Epilepsy & Treatment

Biography

Biography: Yo-Tsen Liu

Abstract

Paroxysmal dyskinesia (PD) is a clinically and genetically heterogeneous group of diseases characterized by episodically recurrent involuntary movements and classified into three groups: paroxysmal kinesigenic dyskinesia (PKD), paroxysmal non-kinesigenic dyskinesia (PNKD) and paroxysmal exercise-induced dyskinesia (PED).

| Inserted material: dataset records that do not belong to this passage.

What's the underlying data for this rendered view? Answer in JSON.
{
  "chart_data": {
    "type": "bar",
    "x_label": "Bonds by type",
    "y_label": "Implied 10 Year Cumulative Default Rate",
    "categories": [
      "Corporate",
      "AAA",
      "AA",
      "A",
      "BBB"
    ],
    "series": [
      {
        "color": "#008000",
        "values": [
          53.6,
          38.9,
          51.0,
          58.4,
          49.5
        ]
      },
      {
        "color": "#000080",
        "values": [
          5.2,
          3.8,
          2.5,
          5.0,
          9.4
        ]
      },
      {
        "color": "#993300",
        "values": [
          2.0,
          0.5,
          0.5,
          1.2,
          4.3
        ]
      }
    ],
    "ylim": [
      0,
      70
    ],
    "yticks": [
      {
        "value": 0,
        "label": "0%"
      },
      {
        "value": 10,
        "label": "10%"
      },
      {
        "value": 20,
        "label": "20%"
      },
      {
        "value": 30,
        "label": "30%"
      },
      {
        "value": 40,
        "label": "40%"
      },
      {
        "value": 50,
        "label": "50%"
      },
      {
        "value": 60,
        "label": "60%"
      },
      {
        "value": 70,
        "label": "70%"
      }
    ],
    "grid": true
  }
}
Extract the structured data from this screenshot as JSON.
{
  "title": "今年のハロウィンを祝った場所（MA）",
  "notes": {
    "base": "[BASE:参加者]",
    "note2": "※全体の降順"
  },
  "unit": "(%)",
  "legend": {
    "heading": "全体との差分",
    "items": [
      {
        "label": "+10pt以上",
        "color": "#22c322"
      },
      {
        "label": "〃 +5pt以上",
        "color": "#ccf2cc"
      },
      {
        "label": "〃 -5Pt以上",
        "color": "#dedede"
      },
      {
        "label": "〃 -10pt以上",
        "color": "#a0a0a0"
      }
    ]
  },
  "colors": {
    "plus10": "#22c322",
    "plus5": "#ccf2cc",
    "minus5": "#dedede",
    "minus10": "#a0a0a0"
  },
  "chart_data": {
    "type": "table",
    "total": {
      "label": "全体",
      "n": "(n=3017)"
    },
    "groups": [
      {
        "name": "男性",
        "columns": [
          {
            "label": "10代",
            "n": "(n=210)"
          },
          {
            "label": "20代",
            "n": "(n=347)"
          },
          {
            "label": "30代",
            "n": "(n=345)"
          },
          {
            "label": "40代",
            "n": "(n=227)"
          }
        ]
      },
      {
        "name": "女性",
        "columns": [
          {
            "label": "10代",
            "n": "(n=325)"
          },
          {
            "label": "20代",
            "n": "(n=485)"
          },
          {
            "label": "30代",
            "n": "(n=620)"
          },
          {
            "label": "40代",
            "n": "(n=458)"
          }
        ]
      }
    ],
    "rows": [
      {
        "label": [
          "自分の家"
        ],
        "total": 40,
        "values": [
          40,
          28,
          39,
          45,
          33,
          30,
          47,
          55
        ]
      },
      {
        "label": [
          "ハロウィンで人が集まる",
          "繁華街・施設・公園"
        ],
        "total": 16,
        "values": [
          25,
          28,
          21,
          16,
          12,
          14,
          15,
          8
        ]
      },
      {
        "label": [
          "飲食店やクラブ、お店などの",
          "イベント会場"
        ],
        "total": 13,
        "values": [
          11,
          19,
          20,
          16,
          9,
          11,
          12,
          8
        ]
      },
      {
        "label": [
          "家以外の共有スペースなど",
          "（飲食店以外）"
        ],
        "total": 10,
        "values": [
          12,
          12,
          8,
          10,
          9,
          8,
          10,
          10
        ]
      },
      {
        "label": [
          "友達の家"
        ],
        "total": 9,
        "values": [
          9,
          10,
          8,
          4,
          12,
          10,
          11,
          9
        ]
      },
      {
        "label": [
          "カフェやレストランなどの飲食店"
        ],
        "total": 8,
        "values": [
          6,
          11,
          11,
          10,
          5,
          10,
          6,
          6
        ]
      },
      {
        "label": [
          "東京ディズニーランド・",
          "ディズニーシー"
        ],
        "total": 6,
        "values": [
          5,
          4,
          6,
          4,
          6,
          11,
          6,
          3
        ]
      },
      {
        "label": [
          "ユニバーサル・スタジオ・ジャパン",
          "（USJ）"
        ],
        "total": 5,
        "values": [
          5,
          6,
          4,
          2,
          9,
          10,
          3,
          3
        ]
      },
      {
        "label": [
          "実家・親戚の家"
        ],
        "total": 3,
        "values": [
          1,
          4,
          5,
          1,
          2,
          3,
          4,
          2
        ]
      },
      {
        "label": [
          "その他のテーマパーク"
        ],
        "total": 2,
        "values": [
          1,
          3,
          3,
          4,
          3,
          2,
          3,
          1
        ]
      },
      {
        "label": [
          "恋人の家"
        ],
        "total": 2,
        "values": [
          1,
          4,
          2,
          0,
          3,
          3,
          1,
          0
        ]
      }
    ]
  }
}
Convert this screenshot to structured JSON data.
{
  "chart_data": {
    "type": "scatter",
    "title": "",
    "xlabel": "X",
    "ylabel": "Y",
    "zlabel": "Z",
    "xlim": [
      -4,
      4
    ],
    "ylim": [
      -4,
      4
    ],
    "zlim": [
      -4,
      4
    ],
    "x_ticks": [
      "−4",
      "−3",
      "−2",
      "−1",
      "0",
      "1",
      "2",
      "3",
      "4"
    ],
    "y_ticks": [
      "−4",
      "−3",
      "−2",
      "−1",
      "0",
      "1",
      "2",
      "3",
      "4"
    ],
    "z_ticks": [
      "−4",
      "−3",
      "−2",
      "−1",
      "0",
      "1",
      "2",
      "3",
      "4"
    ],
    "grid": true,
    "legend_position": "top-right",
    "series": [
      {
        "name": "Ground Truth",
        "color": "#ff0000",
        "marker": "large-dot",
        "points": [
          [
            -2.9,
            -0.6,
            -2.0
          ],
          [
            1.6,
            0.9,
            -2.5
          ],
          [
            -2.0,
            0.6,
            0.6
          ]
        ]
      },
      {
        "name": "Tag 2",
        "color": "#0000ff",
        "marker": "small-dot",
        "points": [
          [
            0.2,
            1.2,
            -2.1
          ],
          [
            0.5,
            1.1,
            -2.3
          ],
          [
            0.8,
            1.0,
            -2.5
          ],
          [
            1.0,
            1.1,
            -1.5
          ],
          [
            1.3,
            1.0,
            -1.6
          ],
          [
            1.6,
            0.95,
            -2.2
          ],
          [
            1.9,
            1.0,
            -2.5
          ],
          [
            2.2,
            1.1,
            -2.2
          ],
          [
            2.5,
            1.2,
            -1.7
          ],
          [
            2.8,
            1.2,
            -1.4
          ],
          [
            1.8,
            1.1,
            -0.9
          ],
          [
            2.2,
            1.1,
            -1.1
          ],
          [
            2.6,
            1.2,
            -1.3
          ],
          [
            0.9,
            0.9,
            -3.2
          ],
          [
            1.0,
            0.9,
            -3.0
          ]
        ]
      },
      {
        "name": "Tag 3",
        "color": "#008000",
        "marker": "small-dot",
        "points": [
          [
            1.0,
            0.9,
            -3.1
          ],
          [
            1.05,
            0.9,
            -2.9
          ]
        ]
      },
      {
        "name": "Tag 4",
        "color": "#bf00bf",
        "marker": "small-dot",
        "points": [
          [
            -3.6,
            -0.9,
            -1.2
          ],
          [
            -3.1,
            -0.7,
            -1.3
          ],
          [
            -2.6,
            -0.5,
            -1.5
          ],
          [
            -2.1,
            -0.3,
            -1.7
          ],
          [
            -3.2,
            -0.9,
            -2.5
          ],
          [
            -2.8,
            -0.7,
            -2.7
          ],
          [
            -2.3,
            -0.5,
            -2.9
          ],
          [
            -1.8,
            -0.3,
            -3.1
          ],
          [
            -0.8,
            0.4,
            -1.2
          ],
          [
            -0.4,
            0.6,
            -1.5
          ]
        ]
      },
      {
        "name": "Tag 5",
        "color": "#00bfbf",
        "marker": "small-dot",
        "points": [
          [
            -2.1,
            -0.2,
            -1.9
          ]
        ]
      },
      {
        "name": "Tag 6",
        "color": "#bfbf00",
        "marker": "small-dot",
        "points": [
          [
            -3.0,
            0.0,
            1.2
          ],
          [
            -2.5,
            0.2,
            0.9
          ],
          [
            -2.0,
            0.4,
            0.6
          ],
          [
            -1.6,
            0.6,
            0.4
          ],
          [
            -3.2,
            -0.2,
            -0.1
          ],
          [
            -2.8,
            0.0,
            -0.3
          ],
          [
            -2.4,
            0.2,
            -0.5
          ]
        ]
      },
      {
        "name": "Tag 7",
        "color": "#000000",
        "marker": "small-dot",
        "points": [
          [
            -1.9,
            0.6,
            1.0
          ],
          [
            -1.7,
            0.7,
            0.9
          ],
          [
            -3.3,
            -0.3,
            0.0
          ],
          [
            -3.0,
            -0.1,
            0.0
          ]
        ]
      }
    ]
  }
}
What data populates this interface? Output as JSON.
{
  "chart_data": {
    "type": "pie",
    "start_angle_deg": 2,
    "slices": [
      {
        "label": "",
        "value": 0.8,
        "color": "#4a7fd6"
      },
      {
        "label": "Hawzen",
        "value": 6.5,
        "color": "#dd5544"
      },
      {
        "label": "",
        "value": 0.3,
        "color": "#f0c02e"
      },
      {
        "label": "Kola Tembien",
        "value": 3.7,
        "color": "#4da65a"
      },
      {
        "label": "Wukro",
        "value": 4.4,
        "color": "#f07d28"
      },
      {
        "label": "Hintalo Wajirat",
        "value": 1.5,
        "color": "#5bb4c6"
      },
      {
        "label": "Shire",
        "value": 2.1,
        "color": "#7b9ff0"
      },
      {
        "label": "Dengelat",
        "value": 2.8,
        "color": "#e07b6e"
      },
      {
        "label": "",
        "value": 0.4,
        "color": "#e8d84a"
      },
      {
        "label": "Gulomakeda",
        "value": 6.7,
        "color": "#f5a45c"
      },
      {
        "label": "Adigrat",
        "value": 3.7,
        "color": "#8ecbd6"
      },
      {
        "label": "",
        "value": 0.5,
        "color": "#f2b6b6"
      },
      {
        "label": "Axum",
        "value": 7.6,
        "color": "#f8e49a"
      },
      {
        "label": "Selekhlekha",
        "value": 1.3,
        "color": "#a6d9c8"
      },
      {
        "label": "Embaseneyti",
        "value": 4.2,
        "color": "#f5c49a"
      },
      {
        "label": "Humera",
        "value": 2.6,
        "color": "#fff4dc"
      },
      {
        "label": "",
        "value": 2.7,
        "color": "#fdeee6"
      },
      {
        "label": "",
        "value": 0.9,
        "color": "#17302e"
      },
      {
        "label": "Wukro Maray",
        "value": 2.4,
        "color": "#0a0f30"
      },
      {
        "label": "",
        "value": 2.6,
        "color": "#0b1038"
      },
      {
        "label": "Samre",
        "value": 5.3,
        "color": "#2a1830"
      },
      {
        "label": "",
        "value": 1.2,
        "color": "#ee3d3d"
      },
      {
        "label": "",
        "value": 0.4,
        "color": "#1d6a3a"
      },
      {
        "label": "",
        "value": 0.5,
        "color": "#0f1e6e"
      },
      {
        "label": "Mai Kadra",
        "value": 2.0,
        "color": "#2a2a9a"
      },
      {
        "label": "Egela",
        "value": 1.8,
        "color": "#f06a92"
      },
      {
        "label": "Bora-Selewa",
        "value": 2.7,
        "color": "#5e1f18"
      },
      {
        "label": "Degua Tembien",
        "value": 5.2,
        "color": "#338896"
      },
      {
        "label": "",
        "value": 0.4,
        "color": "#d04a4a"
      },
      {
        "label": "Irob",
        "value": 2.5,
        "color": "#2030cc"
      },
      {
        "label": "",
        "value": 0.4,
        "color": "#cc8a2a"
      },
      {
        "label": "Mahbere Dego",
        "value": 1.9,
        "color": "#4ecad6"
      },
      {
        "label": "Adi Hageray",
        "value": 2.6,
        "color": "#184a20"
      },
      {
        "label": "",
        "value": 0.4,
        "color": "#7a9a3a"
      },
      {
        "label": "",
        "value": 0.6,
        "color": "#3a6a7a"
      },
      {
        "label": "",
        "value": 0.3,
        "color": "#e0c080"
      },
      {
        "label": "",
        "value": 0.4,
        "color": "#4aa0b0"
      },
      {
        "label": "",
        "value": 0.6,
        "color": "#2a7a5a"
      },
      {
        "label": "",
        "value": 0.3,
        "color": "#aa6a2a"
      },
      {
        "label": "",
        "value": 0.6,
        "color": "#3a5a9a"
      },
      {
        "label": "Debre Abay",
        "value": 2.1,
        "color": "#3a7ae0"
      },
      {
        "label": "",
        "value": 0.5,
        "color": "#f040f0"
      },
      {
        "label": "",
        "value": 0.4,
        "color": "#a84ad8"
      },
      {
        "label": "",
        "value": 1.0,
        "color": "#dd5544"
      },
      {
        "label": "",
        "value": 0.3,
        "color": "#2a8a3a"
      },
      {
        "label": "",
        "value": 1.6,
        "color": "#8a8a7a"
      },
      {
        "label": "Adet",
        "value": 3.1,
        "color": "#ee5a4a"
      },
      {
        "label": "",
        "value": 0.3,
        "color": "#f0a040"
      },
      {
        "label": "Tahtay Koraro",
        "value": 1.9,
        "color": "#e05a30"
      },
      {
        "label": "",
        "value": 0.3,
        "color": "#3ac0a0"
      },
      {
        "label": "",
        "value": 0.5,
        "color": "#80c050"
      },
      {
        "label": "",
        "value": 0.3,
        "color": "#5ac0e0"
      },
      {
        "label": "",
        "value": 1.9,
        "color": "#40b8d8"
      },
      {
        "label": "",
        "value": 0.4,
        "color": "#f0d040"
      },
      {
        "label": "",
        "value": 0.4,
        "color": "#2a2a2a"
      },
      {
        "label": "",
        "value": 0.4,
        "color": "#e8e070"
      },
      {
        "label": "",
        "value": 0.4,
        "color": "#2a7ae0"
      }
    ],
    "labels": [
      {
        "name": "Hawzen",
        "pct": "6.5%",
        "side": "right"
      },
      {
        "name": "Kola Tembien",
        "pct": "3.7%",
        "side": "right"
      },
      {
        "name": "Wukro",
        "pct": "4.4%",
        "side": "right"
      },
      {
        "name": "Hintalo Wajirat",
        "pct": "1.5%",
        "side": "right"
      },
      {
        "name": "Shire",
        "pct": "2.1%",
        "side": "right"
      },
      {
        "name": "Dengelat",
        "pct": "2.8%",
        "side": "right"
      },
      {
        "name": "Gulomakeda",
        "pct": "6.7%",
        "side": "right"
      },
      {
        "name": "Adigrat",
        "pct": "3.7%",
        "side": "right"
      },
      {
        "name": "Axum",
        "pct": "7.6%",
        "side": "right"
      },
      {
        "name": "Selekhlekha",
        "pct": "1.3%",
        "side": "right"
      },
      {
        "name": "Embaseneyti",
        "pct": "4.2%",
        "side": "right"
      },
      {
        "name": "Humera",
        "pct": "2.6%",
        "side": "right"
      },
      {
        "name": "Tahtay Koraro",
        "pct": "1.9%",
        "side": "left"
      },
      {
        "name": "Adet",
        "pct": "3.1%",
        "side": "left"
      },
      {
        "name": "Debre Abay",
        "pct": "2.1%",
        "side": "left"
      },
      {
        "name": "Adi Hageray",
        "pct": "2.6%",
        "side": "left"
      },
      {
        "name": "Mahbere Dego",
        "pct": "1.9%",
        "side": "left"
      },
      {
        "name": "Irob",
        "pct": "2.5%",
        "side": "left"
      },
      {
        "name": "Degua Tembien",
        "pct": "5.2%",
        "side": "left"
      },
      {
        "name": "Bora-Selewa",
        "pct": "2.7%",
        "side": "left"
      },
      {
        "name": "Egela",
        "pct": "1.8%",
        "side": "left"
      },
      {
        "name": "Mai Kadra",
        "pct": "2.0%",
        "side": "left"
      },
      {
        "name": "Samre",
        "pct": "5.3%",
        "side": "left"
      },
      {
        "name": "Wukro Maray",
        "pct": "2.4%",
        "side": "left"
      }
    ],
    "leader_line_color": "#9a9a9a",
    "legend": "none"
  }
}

The breakthrough of genetics of PD was the identification of PRRT2 mutations in 2011. Following this, it has been well recognized that there is increasing genetic and clinical overlaps between PD and other paroxysmal neurologic disorders, including epilepsy, hemiplegic migraine, episodic ataxia and migraine. Advancement in genetics of PD has contributed to well-addressed genotypic-phenotypic correlations of the above diseases, which help greatly in improving the efficiency of genetic diagnosis and thus benefit more treatable patients. The rapidly-accumulated genetic knowledge has also shed light on understandings of the normal functions of the related genes and the underlying pathogenesis how these mutated genes to cause diseases. Furthermore, the reversibility of PD may be the key to unravel the mechanisms of other irreversible neurodegenerative diseases and inspire potential targets of treatment in the future.